Arena gave other not-so-subtle hints that there will be larger breaks with the approach Klinsmann followed. His roster, for example, includes midfielders Benny Feilhaber and Darlington Nagbe, both of whom had strained relationships with the former coach. He also summoned former national team players Chad Marshall and Dax McCarty, who Klinsmann never called up.

And Arena ditched the elaborate, and unpopular, fitness and diet regime Klinsmann installed

“I haven’t spent a whole lot of time trying to analyze the Jurgen Era,” Arena said. “Jurgen did a lot of good things for U.S. Soccer. [But] we’re all different. We have different approaches to things and that will probably be obvious to the players.”

On the field, however, Arena faces the same issues his predecessor did: a shortage of depth at right back and left back, the lack of a playmaking midfielder and the need for an alternative to aging goalkeepers Tim Howard and Brad Guzan.

An inability to solve those problems was one of the things that cost Klinsmann his job. If Arena is also unable to find a solution, the damage could be far greater.

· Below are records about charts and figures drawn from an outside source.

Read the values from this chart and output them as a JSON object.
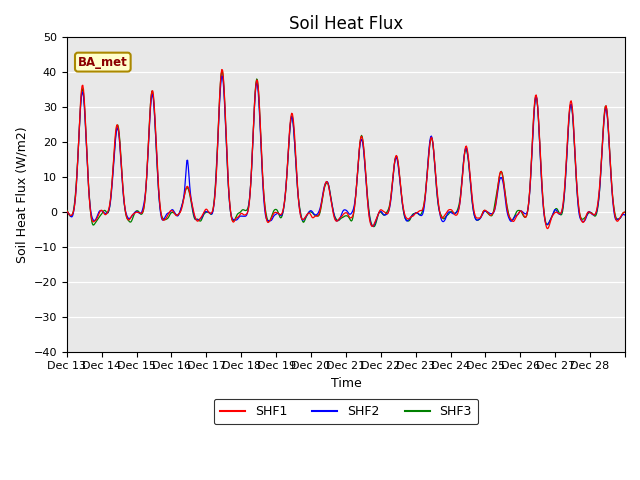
{
  "title": "Soil Heat Flux",
  "xlabel": "Time",
  "ylabel": "Soil Heat Flux (W/m2)",
  "ylim": [
    -40,
    50
  ],
  "yticks": [
    -40,
    -30,
    -20,
    -10,
    0,
    10,
    20,
    30,
    40,
    50
  ],
  "xtick_labels": [
    "Dec 13",
    "Dec 14",
    "Dec 15",
    "Dec 16",
    "Dec 17",
    "Dec 18",
    "Dec 19",
    "Dec 20",
    "Dec 21",
    "Dec 22",
    "Dec 23",
    "Dec 24",
    "Dec 25",
    "Dec 26",
    "Dec 27",
    "Dec 28"
  ],
  "legend_labels": [
    "SHF1",
    "SHF2",
    "SHF3"
  ],
  "line_colors": [
    "red",
    "blue",
    "green"
  ],
  "annotation_text": "BA_met",
  "annotation_bg": "#ffffcc",
  "annotation_edge": "#aa8800",
  "line_width": 0.9,
  "plot_bg_color": "#e8e8e8",
  "title_fontsize": 12,
  "axis_label_fontsize": 9,
  "tick_fontsize": 8,
  "num_days": 16,
  "pts_per_day": 48
}
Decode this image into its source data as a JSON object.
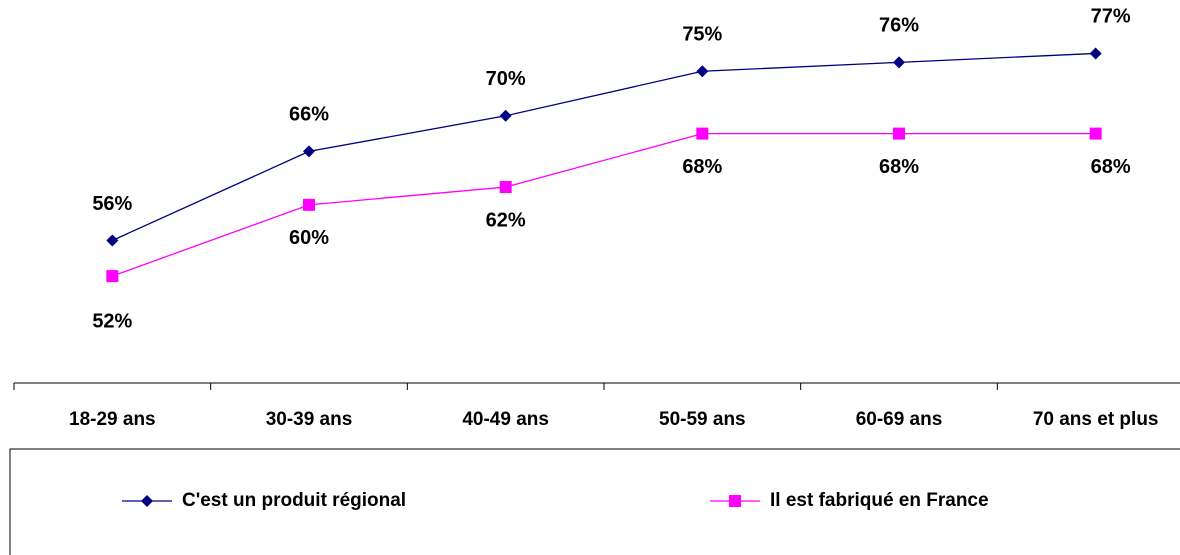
{
  "chart_data": {
    "type": "line",
    "categories": [
      "18-29 ans",
      "30-39 ans",
      "40-49 ans",
      "50-59 ans",
      "60-69 ans",
      "70 ans et plus"
    ],
    "series": [
      {
        "name": "C'est un produit régional",
        "color": "#000080",
        "marker": "diamond",
        "values": [
          56,
          66,
          70,
          75,
          76,
          77
        ],
        "value_labels": [
          "56%",
          "66%",
          "70%",
          "75%",
          "76%",
          "77%"
        ]
      },
      {
        "name": "Il est fabriqué en France",
        "color": "#ff00ff",
        "marker": "square",
        "values": [
          52,
          60,
          62,
          68,
          68,
          68
        ],
        "value_labels": [
          "52%",
          "60%",
          "62%",
          "68%",
          "68%",
          "68%"
        ]
      }
    ],
    "ylim": [
      40,
      83
    ],
    "legend": "bottom"
  }
}
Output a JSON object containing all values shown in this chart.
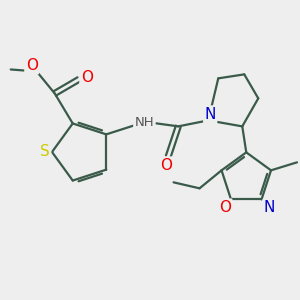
{
  "background_color": "#eeeeee",
  "bond_color": "#3a5a4a",
  "bond_lw": 1.6,
  "atom_colors": {
    "S": "#cccc00",
    "O": "#ee0000",
    "N": "#0000cc",
    "H": "#555555",
    "C": "#3a5a4a"
  },
  "figsize": [
    3.0,
    3.0
  ],
  "dpi": 100,
  "xlim": [
    0,
    300
  ],
  "ylim": [
    0,
    300
  ]
}
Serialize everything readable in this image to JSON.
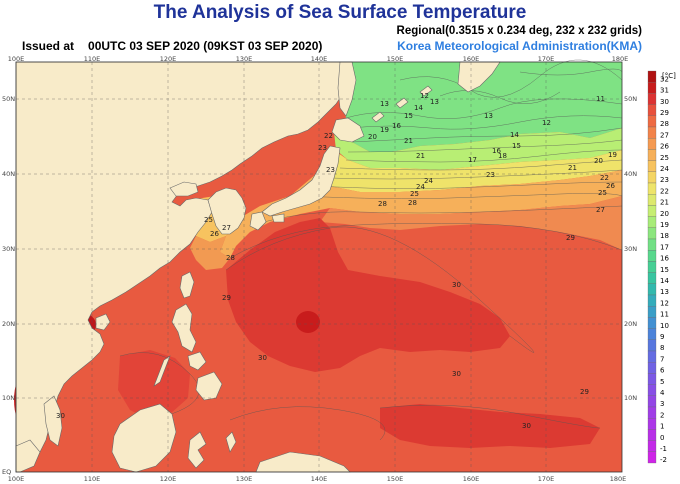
{
  "header": {
    "title": "The Analysis of Sea Surface Temperature",
    "issued_label": "Issued at",
    "issued_time": "00UTC 03 SEP 2020 (09KST 03 SEP 2020)",
    "regional": "Regional(0.3515 x 0.234 deg, 232 x 232 grids)",
    "agency": "Korea Meteorological Administration(KMA)"
  },
  "map": {
    "lon_labels": [
      "100E",
      "110E",
      "120E",
      "130E",
      "140E",
      "150E",
      "160E",
      "170E",
      "180E"
    ],
    "lat_labels": [
      "EQ",
      "10N",
      "20N",
      "30N",
      "40N",
      "50N"
    ],
    "lat_labels_right": [
      "10N",
      "20N",
      "30N",
      "40N",
      "50N"
    ],
    "isotherm_labels": [
      "11",
      "12",
      "13",
      "14",
      "15",
      "16",
      "17",
      "18",
      "19",
      "20",
      "21",
      "22",
      "23",
      "24",
      "25",
      "26",
      "27",
      "28",
      "29",
      "30",
      "30",
      "30",
      "30",
      "30",
      "29",
      "29",
      "28",
      "28",
      "27",
      "26",
      "25",
      "25",
      "24",
      "23",
      "23",
      "22",
      "21",
      "21",
      "20",
      "19",
      "16",
      "15",
      "14",
      "13",
      "13",
      "12"
    ],
    "colors": {
      "land": "#f8ebc9",
      "title": "#1f3399",
      "agency": "#2f7fe0"
    }
  },
  "colorbar": {
    "unit": "[°C]",
    "labels": [
      "32",
      "31",
      "30",
      "29",
      "28",
      "27",
      "26",
      "25",
      "24",
      "23",
      "22",
      "21",
      "20",
      "19",
      "18",
      "17",
      "16",
      "15",
      "14",
      "13",
      "12",
      "11",
      "10",
      "9",
      "8",
      "7",
      "6",
      "5",
      "4",
      "3",
      "2",
      "1",
      "0",
      "-1",
      "-2"
    ],
    "colors": [
      "#b01212",
      "#c81c1c",
      "#dc3232",
      "#e8503c",
      "#ee6a42",
      "#f2834a",
      "#f59a52",
      "#f6b05a",
      "#f7c35f",
      "#f4d564",
      "#eee46a",
      "#dde96e",
      "#c6ee72",
      "#a8ec78",
      "#8ce67e",
      "#72e085",
      "#58d88d",
      "#46cf95",
      "#38c5a0",
      "#32b9ad",
      "#34acbb",
      "#3a9ec7",
      "#4290d2",
      "#4c83da",
      "#5877df",
      "#646ce2",
      "#7062e4",
      "#7c58e5",
      "#884fe6",
      "#9346e6",
      "#a03ee7",
      "#ac37e8",
      "#b830e8",
      "#c32ae8",
      "#cf24e8"
    ]
  }
}
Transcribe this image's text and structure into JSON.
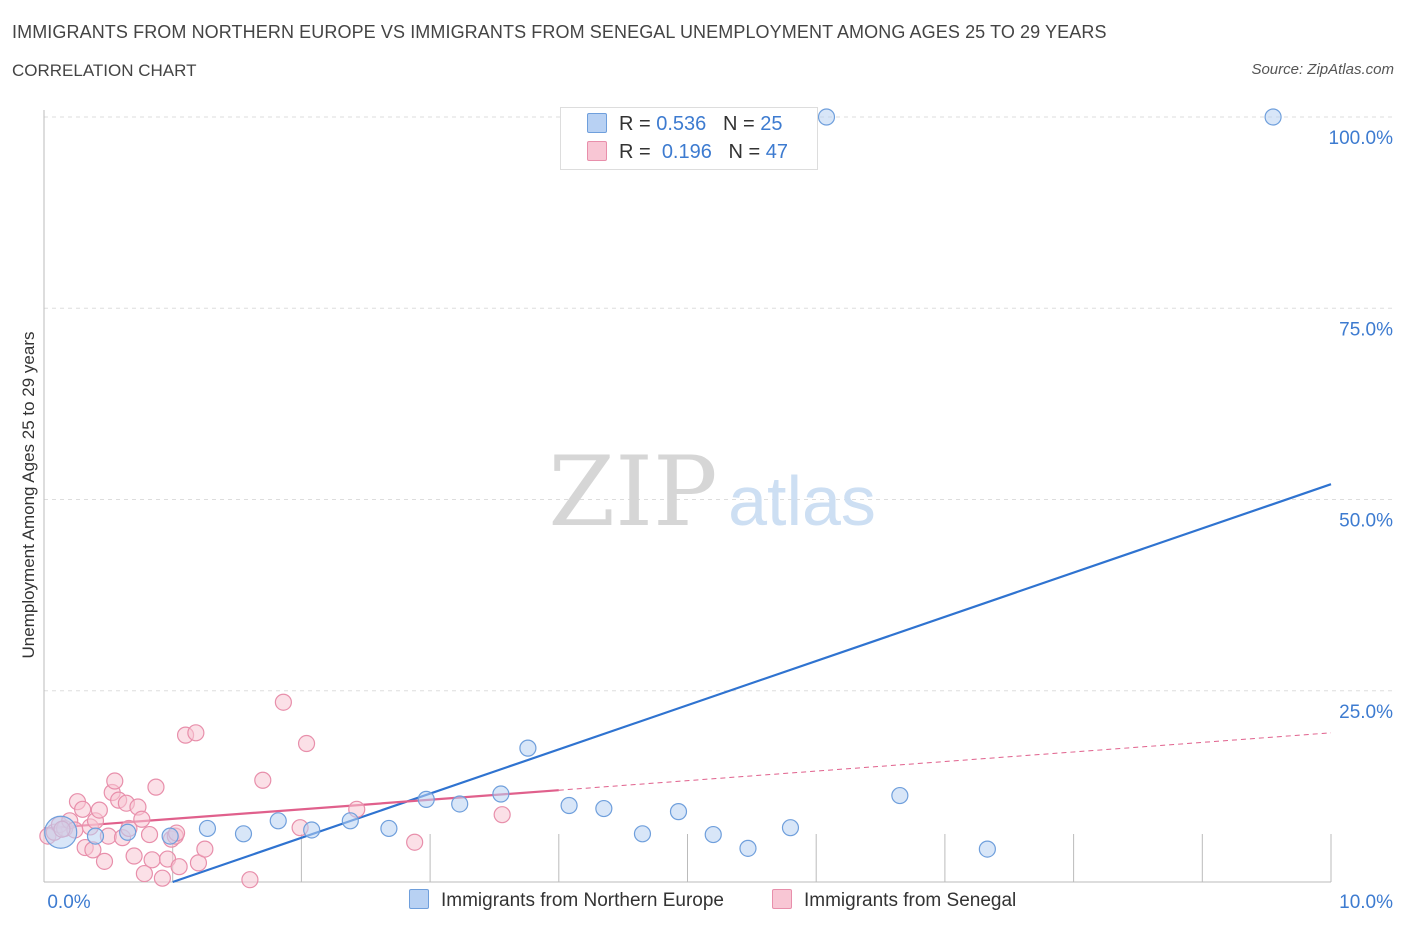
{
  "header": {
    "title": "IMMIGRANTS FROM NORTHERN EUROPE VS IMMIGRANTS FROM SENEGAL UNEMPLOYMENT AMONG AGES 25 TO 29 YEARS",
    "subtitle": "CORRELATION CHART",
    "source": "Source: ZipAtlas.com"
  },
  "watermark": {
    "zip": "ZIP",
    "atlas": "atlas"
  },
  "stats_legend": {
    "rows": [
      {
        "r_label": "R =",
        "r_value": "0.536",
        "n_label": "N =",
        "n_value": "25"
      },
      {
        "r_label": "R =",
        "r_value": "0.196",
        "n_label": "N =",
        "n_value": "47"
      }
    ]
  },
  "colors": {
    "blue_fill": "#b8d1f3",
    "blue_stroke": "#6f9fdc",
    "blue_line": "#2f73d0",
    "pink_fill": "#f8c6d4",
    "pink_stroke": "#e88fab",
    "pink_line": "#e0608c",
    "axis_text": "#3d7bd0",
    "grid": "#dddddd"
  },
  "chart_data": {
    "type": "scatter",
    "title": "IMMIGRANTS FROM NORTHERN EUROPE VS IMMIGRANTS FROM SENEGAL UNEMPLOYMENT AMONG AGES 25 TO 29 YEARS",
    "ylabel": "Unemployment Among Ages 25 to 29 years",
    "xlabel": "",
    "xlim": [
      0,
      10
    ],
    "ylim": [
      0,
      100
    ],
    "x_tick_labels": [
      "0.0%",
      "10.0%"
    ],
    "y_tick_labels": [
      "25.0%",
      "50.0%",
      "75.0%",
      "100.0%"
    ],
    "y_tick_values": [
      25,
      50,
      75,
      100
    ],
    "series": [
      {
        "name": "Immigrants from Northern Europe",
        "color": "#6f9fdc",
        "trend": {
          "x0": 1.0,
          "y0": 0.0,
          "x1": 10.0,
          "y1": 52.0,
          "dash_from": null
        },
        "points": [
          {
            "x": 0.13,
            "y": 6.5,
            "big": true
          },
          {
            "x": 0.4,
            "y": 6.0
          },
          {
            "x": 0.65,
            "y": 6.5
          },
          {
            "x": 0.98,
            "y": 6.0
          },
          {
            "x": 1.27,
            "y": 7.0
          },
          {
            "x": 1.55,
            "y": 6.3
          },
          {
            "x": 1.82,
            "y": 8.0
          },
          {
            "x": 2.08,
            "y": 6.8
          },
          {
            "x": 2.38,
            "y": 8.0
          },
          {
            "x": 2.68,
            "y": 7.0
          },
          {
            "x": 2.97,
            "y": 10.8
          },
          {
            "x": 3.23,
            "y": 10.2
          },
          {
            "x": 3.55,
            "y": 11.5
          },
          {
            "x": 3.76,
            "y": 17.5
          },
          {
            "x": 4.08,
            "y": 10.0
          },
          {
            "x": 4.35,
            "y": 9.6
          },
          {
            "x": 4.65,
            "y": 6.3
          },
          {
            "x": 4.93,
            "y": 9.2
          },
          {
            "x": 5.2,
            "y": 6.2
          },
          {
            "x": 5.47,
            "y": 4.4
          },
          {
            "x": 5.8,
            "y": 7.1
          },
          {
            "x": 6.08,
            "y": 100.0
          },
          {
            "x": 6.65,
            "y": 11.3
          },
          {
            "x": 7.33,
            "y": 4.3
          },
          {
            "x": 9.55,
            "y": 100.0
          }
        ]
      },
      {
        "name": "Immigrants from Senegal",
        "color": "#e88fab",
        "trend": {
          "x0": 0.0,
          "y0": 7.0,
          "x1": 10.0,
          "y1": 19.5,
          "dash_from": 4.0
        },
        "points": [
          {
            "x": 0.03,
            "y": 6.0
          },
          {
            "x": 0.08,
            "y": 6.5
          },
          {
            "x": 0.12,
            "y": 7.5
          },
          {
            "x": 0.16,
            "y": 7.0
          },
          {
            "x": 0.2,
            "y": 8.0
          },
          {
            "x": 0.24,
            "y": 6.8
          },
          {
            "x": 0.26,
            "y": 10.5
          },
          {
            "x": 0.3,
            "y": 9.5
          },
          {
            "x": 0.32,
            "y": 4.5
          },
          {
            "x": 0.36,
            "y": 7.2
          },
          {
            "x": 0.38,
            "y": 4.2
          },
          {
            "x": 0.4,
            "y": 8.0
          },
          {
            "x": 0.43,
            "y": 9.4
          },
          {
            "x": 0.47,
            "y": 2.7
          },
          {
            "x": 0.5,
            "y": 6.0
          },
          {
            "x": 0.53,
            "y": 11.7
          },
          {
            "x": 0.55,
            "y": 13.2
          },
          {
            "x": 0.58,
            "y": 10.7
          },
          {
            "x": 0.61,
            "y": 5.8
          },
          {
            "x": 0.64,
            "y": 10.3
          },
          {
            "x": 0.66,
            "y": 7.0
          },
          {
            "x": 0.7,
            "y": 3.4
          },
          {
            "x": 0.73,
            "y": 9.8
          },
          {
            "x": 0.76,
            "y": 8.2
          },
          {
            "x": 0.78,
            "y": 1.1
          },
          {
            "x": 0.82,
            "y": 6.2
          },
          {
            "x": 0.84,
            "y": 2.9
          },
          {
            "x": 0.87,
            "y": 12.4
          },
          {
            "x": 0.92,
            "y": 0.5
          },
          {
            "x": 0.96,
            "y": 3.0
          },
          {
            "x": 0.99,
            "y": 5.6
          },
          {
            "x": 1.02,
            "y": 6.0
          },
          {
            "x": 1.05,
            "y": 2.0
          },
          {
            "x": 1.1,
            "y": 19.2
          },
          {
            "x": 1.18,
            "y": 19.5
          },
          {
            "x": 1.2,
            "y": 2.5
          },
          {
            "x": 1.25,
            "y": 4.3
          },
          {
            "x": 1.6,
            "y": 0.3
          },
          {
            "x": 1.7,
            "y": 13.3
          },
          {
            "x": 1.86,
            "y": 23.5
          },
          {
            "x": 1.99,
            "y": 7.1
          },
          {
            "x": 2.04,
            "y": 18.1
          },
          {
            "x": 2.43,
            "y": 9.5
          },
          {
            "x": 2.88,
            "y": 5.2
          },
          {
            "x": 3.56,
            "y": 8.8
          },
          {
            "x": 1.03,
            "y": 6.4
          },
          {
            "x": 0.14,
            "y": 6.9
          }
        ]
      }
    ]
  },
  "bottom_legend": {
    "items": [
      {
        "label": "Immigrants from Northern Europe"
      },
      {
        "label": "Immigrants from Senegal"
      }
    ]
  }
}
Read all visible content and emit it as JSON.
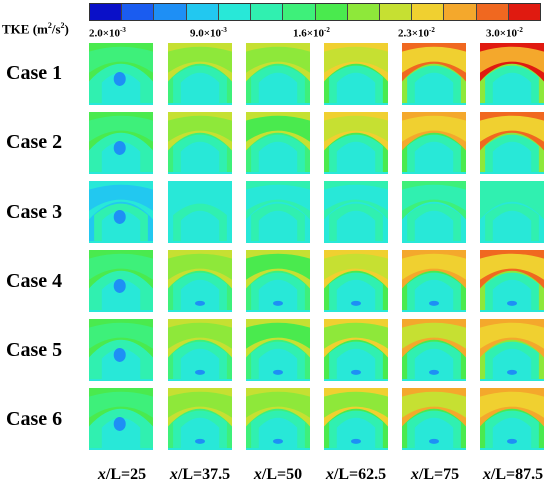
{
  "colorbar": {
    "title_main": "TKE (m",
    "title_sup": "2",
    "title_mid": "/s",
    "title_sup2": "2",
    "title_end": ")",
    "colors": [
      "#0a10c8",
      "#1a5cf0",
      "#1e8ff5",
      "#22c8f0",
      "#28e8d8",
      "#30f0b0",
      "#3ef07a",
      "#4aea4e",
      "#8ee83a",
      "#c6e032",
      "#f0d030",
      "#f4a82c",
      "#f06820",
      "#e01a10"
    ],
    "ticks": [
      {
        "mantissa": "2.0×10",
        "exp": "-3"
      },
      {
        "mantissa": "9.0×10",
        "exp": "-3"
      },
      {
        "mantissa": "1.6×10",
        "exp": "-2"
      },
      {
        "mantissa": "2.3×10",
        "exp": "-2"
      },
      {
        "mantissa": "3.0×10",
        "exp": "-2"
      }
    ]
  },
  "rows": [
    {
      "label": "Case 1"
    },
    {
      "label": "Case 2"
    },
    {
      "label": "Case 3"
    },
    {
      "label": "Case 4"
    },
    {
      "label": "Case 5"
    },
    {
      "label": "Case 6"
    }
  ],
  "columns": [
    {
      "var": "x",
      "rest": "/L=25"
    },
    {
      "var": "x",
      "rest": "/L=37.5"
    },
    {
      "var": "x",
      "rest": "/L=50"
    },
    {
      "var": "x",
      "rest": "/L=62.5"
    },
    {
      "var": "x",
      "rest": "/L=75"
    },
    {
      "var": "x",
      "rest": "/L=87.5"
    }
  ]
}
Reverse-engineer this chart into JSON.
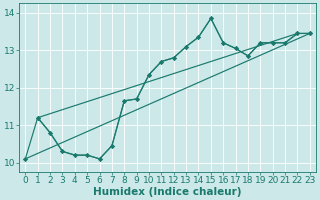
{
  "xlabel": "Humidex (Indice chaleur)",
  "xlim": [
    -0.5,
    23.5
  ],
  "ylim": [
    9.75,
    14.25
  ],
  "yticks": [
    10,
    11,
    12,
    13,
    14
  ],
  "xticks": [
    0,
    1,
    2,
    3,
    4,
    5,
    6,
    7,
    8,
    9,
    10,
    11,
    12,
    13,
    14,
    15,
    16,
    17,
    18,
    19,
    20,
    21,
    22,
    23
  ],
  "bg_color": "#cce8e8",
  "line_color": "#1a7a6e",
  "grid_color": "#ffffff",
  "curves": [
    {
      "x": [
        0,
        1,
        2,
        3,
        4,
        5,
        6,
        7,
        8,
        9,
        10,
        11,
        12,
        13,
        14,
        15,
        16,
        17,
        18,
        19,
        20,
        21,
        22,
        23
      ],
      "y": [
        10.1,
        11.2,
        10.8,
        10.3,
        10.2,
        10.2,
        10.1,
        10.45,
        11.65,
        11.7,
        12.35,
        12.7,
        12.8,
        13.1,
        13.35,
        13.85,
        13.2,
        13.05,
        12.85,
        13.2,
        13.2,
        13.2,
        13.45,
        13.45
      ]
    },
    {
      "x": [
        1,
        2,
        3,
        4,
        5,
        6,
        7,
        8,
        9,
        10,
        11,
        12,
        13,
        14,
        15,
        16,
        17,
        18,
        19,
        20,
        21,
        22,
        23
      ],
      "y": [
        11.2,
        10.8,
        10.3,
        10.2,
        10.2,
        10.1,
        10.45,
        11.65,
        11.7,
        12.35,
        12.7,
        12.8,
        13.1,
        13.35,
        13.85,
        13.2,
        13.05,
        12.85,
        13.2,
        13.2,
        13.2,
        13.45,
        13.45
      ]
    },
    {
      "x": [
        0,
        23
      ],
      "y": [
        10.1,
        13.45
      ]
    },
    {
      "x": [
        1,
        22
      ],
      "y": [
        11.2,
        13.45
      ]
    }
  ],
  "font_color": "#1a7a6e",
  "tick_fontsize": 6.5,
  "label_fontsize": 7.5,
  "marker_size": 2.2,
  "line_width": 0.85
}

The U.S. is one of seven nations, alongside Argentina, Brazil, Germany, Italy, Spain and South Korea, that have qualified for the last seven World Cups. To keep that streak alive, the team will have to finish in the top three of the CONCACAF tournament, meaning it probably needs 15 points from its final eight qualifiers, giving it little margin for error.

“We’ve got to dig ourselves out of a little bit of a hole,” said Arena, who followed a difficult qualifying campaign for the 2002 tournament by leading the U.S. to the World Cup quarterfinals in South Korea,  the best finish by an American team in the modern era. “So we’ve got to do things the right way and have this program prepared for March.”

In some ways, Arena can’t lose. If he rescues the team and qualifies for the 2018 tournament, he’ll add to an already unparalleled legacy. If he comes up short, blame will fall on the slow start under Klinsmann. But the coach said a recent trip to Las Vegas taught him the fallacy of that theory.

On the first night, Arena enjoyed a long winning streak at the blackjack table, so when he came back the next day he was essentially playing with house money, all of which he lost, sending him home empty-handed. The lesson? No one cares how a competition starts but no one forgets how it ends.

“I can’t be that comfortable just playing with house money. I’ve got to realize that I can lose it all,” Arena said. “There are no excuses for not qualifying.”